Sample profile of a physician

A good persona is like a light from heaven

It guides you through dramatic user stories, chilling workflows and eliminates any usability obstacles on key user journeys.

At this point of time, a designer should work closely with the functional team in a room stuffed with charts, whiteboards, post-its, sketch pens, scotch tapes, photographs, binder clips and nylon strings. The closer the room gets to appear like a crime scene investigation the better you are at your job.

By the end of this brainstorming session, you will have a complete picture of what a physician wants and why he wants it, whom he contacts and how he interacts, when he needs the information and where he expects it to be.

Kick the creative grenades out of your brains

Let them explode within the logical borders defined so far. Structure your ideas, identify the patterns and create wireframes against user flows. you can start with paper prototypes and slowly arrive at a more functional one using Photoshop, Illustrator or any tool you master. Follow the brand guidelines of your company and define colour pallet, icons and typefaces.

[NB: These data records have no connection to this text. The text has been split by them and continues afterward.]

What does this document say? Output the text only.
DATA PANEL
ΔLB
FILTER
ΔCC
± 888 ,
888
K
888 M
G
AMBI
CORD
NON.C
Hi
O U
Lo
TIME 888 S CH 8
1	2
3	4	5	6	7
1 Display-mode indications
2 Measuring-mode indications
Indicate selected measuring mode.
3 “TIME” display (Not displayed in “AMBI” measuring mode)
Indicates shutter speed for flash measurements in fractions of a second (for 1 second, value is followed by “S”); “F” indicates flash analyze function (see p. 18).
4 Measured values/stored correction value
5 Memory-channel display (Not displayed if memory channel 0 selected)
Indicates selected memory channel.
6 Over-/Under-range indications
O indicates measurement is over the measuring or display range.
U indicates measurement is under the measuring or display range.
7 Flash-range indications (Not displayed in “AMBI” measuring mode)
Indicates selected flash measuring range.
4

Make time to spend with the technology team at this point to design style guides, navigation, gestures, responsiveness, transitions and other micro-interactions that are crucial in communicating with the doctor. It’s not about how beautiful it looks; the main goal is ensuring that a doctor could deliberately differentiate between supportive texts, error messages, task notifications and emergency statements.

It’s just the beginning

Validate your goals against what you have achieved. Perform AB tests with a close group of doctors and plan a short roadmap of improvements. Remember that a design that follows a methodological process will eventually end up being scalable and could accommodate more feature requests over time not because it was born out of a great Photoshop mockup but because of the consideration to physician’s needs.

In the end, the question is whether your design is usable, aesthetic, and human like a doctor’s touch.

It will be. Because you did not design alone!